Cuando se dio cuenta de mi presencia, exclamó:
–¡Hermano mío!
–Sentáte. Conozcan a Marcelo. Echáte un palo.–decía emocionado.
Yo, más que alegre, estaba sorprendido por los signos de opulencia que mostraba el inefable amigo Wuilly. “ ¿En qué andará este?”, me decía, conociendo bien sus correrías.
A pesar de que era la hora del almuerzo no degusté ninguna pieza de los exquisitos mariscos. A pesar de su insistencia, le dije que no podía libar licor, pues en escasos minutos tendría una entrevista, y no se iba a ver bien en alguien que aspiraba a ser empleado de una prestigiosa entidad bancaria, así fuera del whisky más caro del mundo. De modo que se quedó tranquilo, rememorando algunos pasajes de nuestra adolescencia.

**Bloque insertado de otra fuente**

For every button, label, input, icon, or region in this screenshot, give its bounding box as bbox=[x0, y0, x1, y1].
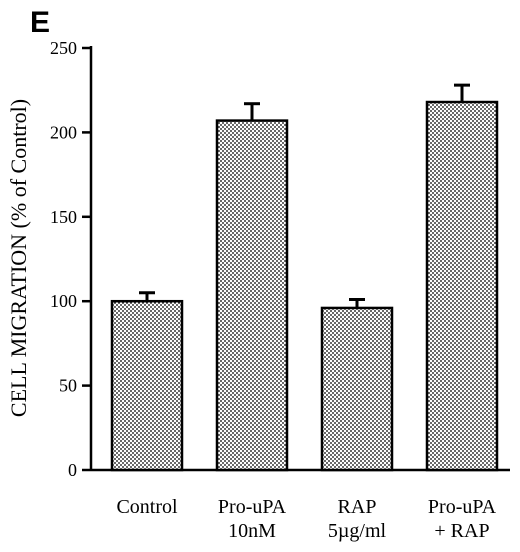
bar bbox=[320, 306, 394, 472]
x-category-label: 10nM bbox=[228, 520, 276, 542]
x-category-label: 5µg/ml bbox=[328, 520, 387, 542]
panel-label: E bbox=[30, 6, 50, 39]
x-category-label: Pro-uPA bbox=[218, 496, 287, 518]
y-tick-label: 250 bbox=[50, 38, 77, 58]
bar bbox=[110, 299, 184, 472]
y-ticks-group: 0 50 100 150 200 250 bbox=[50, 38, 91, 480]
x-category-label: Control bbox=[116, 496, 178, 518]
bars-group bbox=[110, 100, 499, 472]
bar bbox=[215, 119, 289, 472]
y-tick-label: 100 bbox=[50, 291, 77, 311]
x-category-label: + RAP bbox=[434, 520, 489, 542]
x-category-label: RAP bbox=[338, 496, 377, 518]
y-tick-label: 150 bbox=[50, 207, 77, 227]
x-category-label: Pro-uPA bbox=[428, 496, 497, 518]
y-axis-title: CELL MIGRATION (% of Control) bbox=[6, 99, 31, 417]
y-tick-label: 200 bbox=[50, 122, 77, 142]
y-tick-label: 50 bbox=[59, 376, 77, 396]
y-tick-label: 0 bbox=[68, 460, 77, 480]
bar bbox=[425, 100, 499, 472]
error-bars-group bbox=[139, 83, 470, 308]
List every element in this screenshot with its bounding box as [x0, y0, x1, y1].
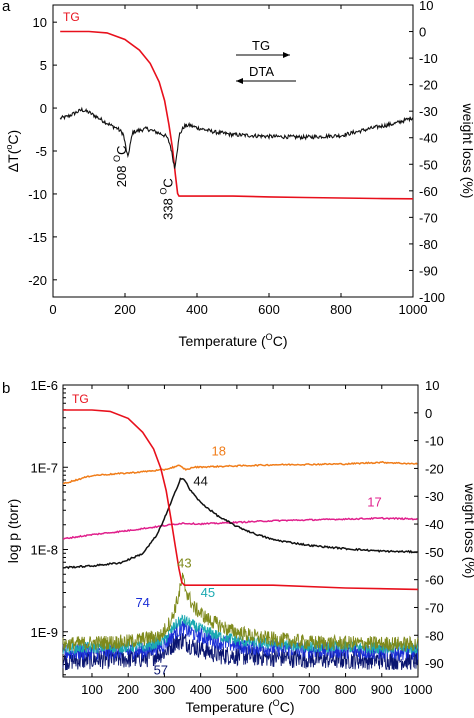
- series-line-dta: [59, 106, 414, 169]
- panel-a-x-title: Temperature (OC): [179, 332, 288, 349]
- panel-a-y-right-tick-label: -20: [419, 78, 438, 93]
- panel-a-series: [59, 30, 414, 200]
- panel-a-y-right-title: weight loss (%): [460, 103, 474, 199]
- panel-b-x-tick-label: 700: [298, 682, 320, 697]
- series-label-44: 44: [193, 473, 207, 488]
- panel-a-x-tick-label: 0: [49, 302, 56, 317]
- panel-b-y-right-tick-label: -50: [425, 545, 444, 560]
- panel-a-arrow-legend: TG DTA: [236, 38, 296, 84]
- panel-a-y-right-tick-label: -90: [419, 263, 438, 278]
- panel-b-letter: b: [2, 380, 10, 397]
- panel-a-y-right-tick-label: 10: [419, 0, 433, 13]
- panel-a-y-left-tick-label: 10: [33, 15, 47, 30]
- series-label-18: 18: [212, 444, 226, 459]
- panel-b-x-axis: 100 200 300 400 500 600 700 800 900 1000: [81, 385, 432, 697]
- series-line-43: [62, 572, 419, 652]
- panel-b-y-left-tick-label: 1E-6: [31, 378, 58, 393]
- panel-a-frame: [52, 4, 414, 298]
- panel-b-y-right-tick-label: -90: [425, 656, 444, 671]
- panel-b-x-title: Temperature (OC): [186, 698, 295, 715]
- panel-b-y-right-tick-label: 0: [425, 406, 432, 421]
- panel-b-left-axis: 1E-6 1E-7 1E-8 1E-9: [31, 378, 68, 676]
- panel-b-x-tick-label: 500: [226, 682, 248, 697]
- panel-b: b 100 200 300 400 500 600 700 800 900 1000 1E-61E…: [2, 378, 474, 715]
- legend-arrow-tg-label: TG: [252, 38, 270, 53]
- series-label-74: 74: [135, 595, 149, 610]
- panel-b-x-tick-label: 1000: [404, 682, 433, 697]
- panel-a-tg-label: TG: [63, 10, 80, 24]
- panel-a-x-tick-label: 400: [186, 302, 208, 317]
- panel-a-y-left-tick-label: -10: [28, 187, 47, 202]
- legend-arrow-dta-head: [236, 78, 243, 84]
- panel-b-y-right-tick-label: 10: [425, 378, 439, 393]
- panel-b-frame: [62, 384, 419, 678]
- panel-b-y-right-tick-label: -30: [425, 489, 444, 504]
- panel-a-x-tick-label: 800: [330, 302, 352, 317]
- panel-b-x-tick-label: 300: [154, 682, 176, 697]
- panel-a-y-left-tick-label: -5: [35, 144, 47, 159]
- panel-a-letter: a: [2, 0, 11, 15]
- panel-b-y-right-tick-label: -60: [425, 573, 444, 588]
- panel-b-x-tick-label: 800: [335, 682, 357, 697]
- legend-arrow-tg-head: [283, 52, 290, 58]
- panel-b-y-left-tick-label: 1E-9: [31, 625, 58, 640]
- series-label-17: 17: [367, 495, 381, 510]
- panel-a-y-right-tick-label: -60: [419, 184, 438, 199]
- panel-a-y-right-tick-label: -80: [419, 237, 438, 252]
- panel-b-y-right-title: weight loss (%): [462, 483, 474, 579]
- panel-a-right-axis: 10 0 -10 -20 -30 -40 -50 -60 -70 -80 -90 -100: [409, 0, 445, 305]
- series-label-45: 45: [201, 585, 215, 600]
- panel-b-right-axis: 10 0 -10 -20 -30 -40 -50 -60 -70 -80 -90: [414, 378, 444, 671]
- panel-a-y-left-tick-label: 5: [40, 58, 47, 73]
- panel-a-y-right-tick-label: -30: [419, 104, 438, 119]
- panel-a-y-right-tick-label: -50: [419, 157, 438, 172]
- panel-a-peak-annotation: 338 OC: [159, 178, 176, 220]
- panel-a-left-axis: 10 5 0 -5 -10 -15 -20: [28, 15, 57, 288]
- legend-arrow-dta-label: DTA: [249, 64, 274, 79]
- panel-b-y-right-tick-label: -70: [425, 600, 444, 615]
- series-line-17: [62, 516, 418, 540]
- panel-b-y-right-tick-label: -40: [425, 517, 444, 532]
- panel-a-y-right-tick-label: 0: [419, 25, 426, 40]
- series-line-44: [62, 477, 418, 570]
- panel-a-y-right-tick-label: -70: [419, 210, 438, 225]
- panel-b-series: [62, 409, 419, 671]
- panel-a-y-right-tick-label: -100: [419, 290, 445, 305]
- panel-b-x-tick-label: 400: [190, 682, 212, 697]
- series-line-tg: [63, 409, 419, 591]
- panel-a-y-left-tick-label: -15: [28, 230, 47, 245]
- panel-a-x-tick-label: 200: [114, 302, 136, 317]
- panel-a-y-left-tick-label: -20: [28, 273, 47, 288]
- panel-b-y-left-title: log p (torr): [5, 499, 21, 564]
- series-line-tg: [60, 30, 414, 200]
- panel-b-x-tick-label: 900: [371, 682, 393, 697]
- series-label-43: 43: [177, 556, 191, 571]
- panel-a-y-right-tick-label: -10: [419, 51, 438, 66]
- panel-a-y-right-tick-label: -40: [419, 131, 438, 146]
- panel-b-tg-label: TG: [72, 392, 89, 406]
- panel-b-x-tick-label: 600: [262, 682, 284, 697]
- panel-b-x-tick-label: 200: [117, 682, 139, 697]
- panel-b-series-labels: 18 44 17 43 45 74 57: [135, 444, 381, 678]
- panel-a-peak-annotation: 208 OC: [112, 146, 129, 188]
- panel-a-annotations: 208 OC 338 OC: [112, 146, 176, 220]
- panel-a-y-left-tick-label: 0: [40, 101, 47, 116]
- series-label-57: 57: [154, 663, 168, 678]
- panel-a-y-left-title: ΔT(oC): [4, 130, 21, 172]
- panel-b-y-left-tick-label: 1E-7: [31, 460, 58, 475]
- panel-a-x-tick-label: 1000: [399, 302, 428, 317]
- panel-b-y-right-tick-label: -20: [425, 461, 444, 476]
- panel-a-x-axis: 0 200 400 600 800 1000: [49, 5, 427, 317]
- panel-b-y-right-tick-label: -80: [425, 628, 444, 643]
- panel-a-x-tick-label: 600: [258, 302, 280, 317]
- panel-b-x-tick-label: 100: [81, 682, 103, 697]
- panel-b-y-right-tick-label: -10: [425, 434, 444, 449]
- panel-b-y-left-tick-label: 1E-8: [31, 543, 58, 558]
- series-line-18: [62, 460, 418, 485]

Hice un paréntesis para realizar la ansiada llamada, y luego de varios minutos me despedí de todos con prisa, pues por nada me perdería esa anhelada cita de trabajo.
Era la hora del tráfico pesado y en la que el sol marabino se empeñaba en hacer sus acostumbrados estragos. Después de veinte minutos de calurosa espera, paró un por puesto, y justo cuando lo abordaba, vi a Wuilly salir a toda marcha por una puerta lateral del restaurante junto a sus tres compañeros. Detrás de ellos, un tumulto de gente trataba de librarse con desespero de un denso humo que empezaba a escaparse también a través de la misma salida.
El tráfico se detuvo y un aluvión de curiosos nos quitó por segundos la visibilidad.
–¡Explotó la cocina del restaurante! –grito alguien ensimismado.
–¡Decíme si te vais! –me conminó el conductor, con el ceño fruncido y sudado.
El carro reanudó la marcha y continué mirando hacia atrás, hasta que el escenario desapareció de mi vista. Y a pesar del embotellamiento de vehículos que se formó tras ese confuso evento, pude llegar a mi compromiso con media hora de antelación.
El resultado de la entrevista me hizo olvidar el incidente, pues al otro día me estrenaba como empleado de la “Entidad bancaria más sólida y antigua del país,” como era el eslogan del Banco de Maracaibo. Sin embargo, en el reposo del almuerzo visualicé un periódico que había dejado un cliente en unos de los sofás de la recepción y le di una brusca ojeada. En la última página estaba el título a ocho columnas de la noticia que deseaba leer.
“Explotó bomba lacrimógena en restaurante de la ciudad”.
“Diez personas fueron atendidas de emergencia por presentar problemas respiratorios”, decía el sumario.
Doblé el periódico y pensé en mi amigo Wuilly.